Food and Drug Administration Regulation of Tobacco: New Opportunities and Challenges
By Matthew R. Herington, Montana Department of Public Health & Human Services, Helena, MT
The Family Smoking Prevention and Tobacco Control Act
On June 22, 2009, President Obama signed into law the Family Smoking Prevention and Tobacco Control Act (Tobacco Control Act). By amending the Federal Food, Drug, and Cosmetic Act, the Tobacco Control Act, for the first time, expressly gives jurisdiction over tobacco products to the Food and Drug Administration (FDA). As part of this delegation of jurisdiction, the Tobacco Control Act requires that FDA reissue its 1996 Regulations Restricting the Sale and Distribution of Cigarettes and Smokeless Tobacco to Protect Children and Adolescents, with certain limited modifications.
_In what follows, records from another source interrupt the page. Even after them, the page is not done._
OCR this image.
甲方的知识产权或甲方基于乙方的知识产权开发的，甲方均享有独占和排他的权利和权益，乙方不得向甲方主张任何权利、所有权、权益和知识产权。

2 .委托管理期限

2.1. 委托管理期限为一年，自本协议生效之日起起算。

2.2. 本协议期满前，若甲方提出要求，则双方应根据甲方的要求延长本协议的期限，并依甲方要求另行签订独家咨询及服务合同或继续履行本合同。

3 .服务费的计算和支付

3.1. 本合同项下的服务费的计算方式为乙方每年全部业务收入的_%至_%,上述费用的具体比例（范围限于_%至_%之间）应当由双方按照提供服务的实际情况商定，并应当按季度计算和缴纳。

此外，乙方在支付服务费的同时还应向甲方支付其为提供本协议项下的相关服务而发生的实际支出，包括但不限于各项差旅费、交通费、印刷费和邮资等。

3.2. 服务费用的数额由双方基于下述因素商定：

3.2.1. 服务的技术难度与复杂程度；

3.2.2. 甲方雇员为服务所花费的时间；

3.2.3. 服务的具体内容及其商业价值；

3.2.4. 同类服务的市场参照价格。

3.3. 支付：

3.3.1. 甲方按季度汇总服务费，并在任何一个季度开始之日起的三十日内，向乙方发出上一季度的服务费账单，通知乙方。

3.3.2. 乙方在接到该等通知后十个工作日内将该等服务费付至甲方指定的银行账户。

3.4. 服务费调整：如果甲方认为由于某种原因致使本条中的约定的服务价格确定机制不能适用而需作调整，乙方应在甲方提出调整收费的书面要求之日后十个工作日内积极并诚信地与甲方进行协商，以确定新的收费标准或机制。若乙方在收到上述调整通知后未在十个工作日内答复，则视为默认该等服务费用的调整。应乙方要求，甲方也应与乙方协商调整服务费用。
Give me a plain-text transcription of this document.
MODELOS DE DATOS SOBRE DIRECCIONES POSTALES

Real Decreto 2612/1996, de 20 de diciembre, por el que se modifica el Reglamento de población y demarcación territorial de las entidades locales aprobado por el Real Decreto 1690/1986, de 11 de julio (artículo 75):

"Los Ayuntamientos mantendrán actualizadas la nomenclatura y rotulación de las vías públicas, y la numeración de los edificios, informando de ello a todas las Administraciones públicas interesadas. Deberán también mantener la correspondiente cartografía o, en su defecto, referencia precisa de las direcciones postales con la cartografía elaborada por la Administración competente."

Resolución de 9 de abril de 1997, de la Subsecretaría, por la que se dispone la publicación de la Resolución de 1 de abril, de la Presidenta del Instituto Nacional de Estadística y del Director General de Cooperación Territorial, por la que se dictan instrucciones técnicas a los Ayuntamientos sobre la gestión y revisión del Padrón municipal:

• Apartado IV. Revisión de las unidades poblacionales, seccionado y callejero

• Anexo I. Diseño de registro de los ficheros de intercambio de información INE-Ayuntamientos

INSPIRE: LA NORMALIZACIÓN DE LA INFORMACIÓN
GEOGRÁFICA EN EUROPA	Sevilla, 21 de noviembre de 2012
The Tobacco Control Act notes that the regulations are “deemed to be in compliance with all applicable provisions” of the Administrative Procedure Act.
What is in the (New and Improved) Regulations?
The new, modified regulations become effective June 22, 2010. The regulations provide for fairly comprehensive restrictions on the advertising, sale, and distribution of cigarettes and smokeless tobacco to minors. Specifically, the sale of cigarettes and smokeless tobacco to anyone younger than 18 years of age is prohibited. If a person wishing to buy the products is 26 years old or younger, the retailer must obtain photographic identification from the prospective customer to verify that the person is indeed at least 18 years old. Retailers are also prohibited from selling or distributing individual cigarettes or packages that contain less than 20 cigarettes. No quantity of cigarettes or smokeless tobacco that is smaller than the smallest package distributed by the manufacturer for individual use may be sold or distributed either. Another key component of the new rule is that the distribution of free samples of cigarettes and smokeless tobacco, including through the mail, is now severely restricted. The distribution of free samples of cigarettes is now prohibited altogether, while only a limited amount of smokeless tobacco may be distributed as free samples, and only in certain defined facilities. Certain restrictions also significantly curtail advertising methods. In particular, audio advertisements are not permitted to contain any music or sound effects, while video advertisements are limited to static black text on a white background. Any audio soundtrack accompanying a video advertisement is limited to words only, with no music or sound effects. The FDA is empowered by the Tobacco Control Act to conduct inspections of retailers to enforce the regulations, as well as to contract with states to conduct their own inspections. Penalties can be levied against retailers for noncompliance.
A part of the regulations that has seen recent controversy is located at 21 CFR 1140.32(a). This is the so-called “tombstone” provision that, with certain exceptions, requires any labeling or advertisements for cigarettes or smokeless tobacco to utilize only black text on a white background; no color is permitted. Several tobacco companies challenged this provision in US District Court, claiming that the provision was “more extensive than necessary to achieve Congress’s goal” of reducing tobacco use by minors. The Court agreed, and quoting from Lorillard Tobacco Co. v. Reilly, 533 U.S. 525 (2001), found that the ban “on all uses of color and images in tobacco labels and advertising has a ‘uniformly broad sweep…[that] demonstrates a lack of tailoring.’” Consequently, the FDA has been enjoined from enforcing this part of the provision. The FDA is currently appealing the decision.
Overall Impact of the New Regulations
Overall, the effect of the regulations will be a net positive for the nation’s health. It is likely that, over time, there will be at a least a small drop in the number of youth who initiate tobacco use as a consequence of the provisions I outlined above. At the same time, however, there is continued cause for concern. The court order barring the FDA from enforcing the “tombstone” provision is worrisome. This is an important provision, as its effect would be to decrease the visibility of tobacco products. Only time will tell as to how this issue will be resolved in the courts. Another serious problem is that the current regulations do not apply to cigars, pipe tobacco, or hookah tobacco, even though these products are used by young people today. In addition, in part as a consequence of the Lorillard decision, the regulations do not restrict outdoor advertising. The FDA, however, is currently beginning a rulemaking process to address this issue. Unfortunately, the Lorillard decision may limit the effectiveness of outdoor advertising regulation. In spite of these misgivings, there is little doubt that the regulations are an important step towards improving the public health of current and future generations of Americans.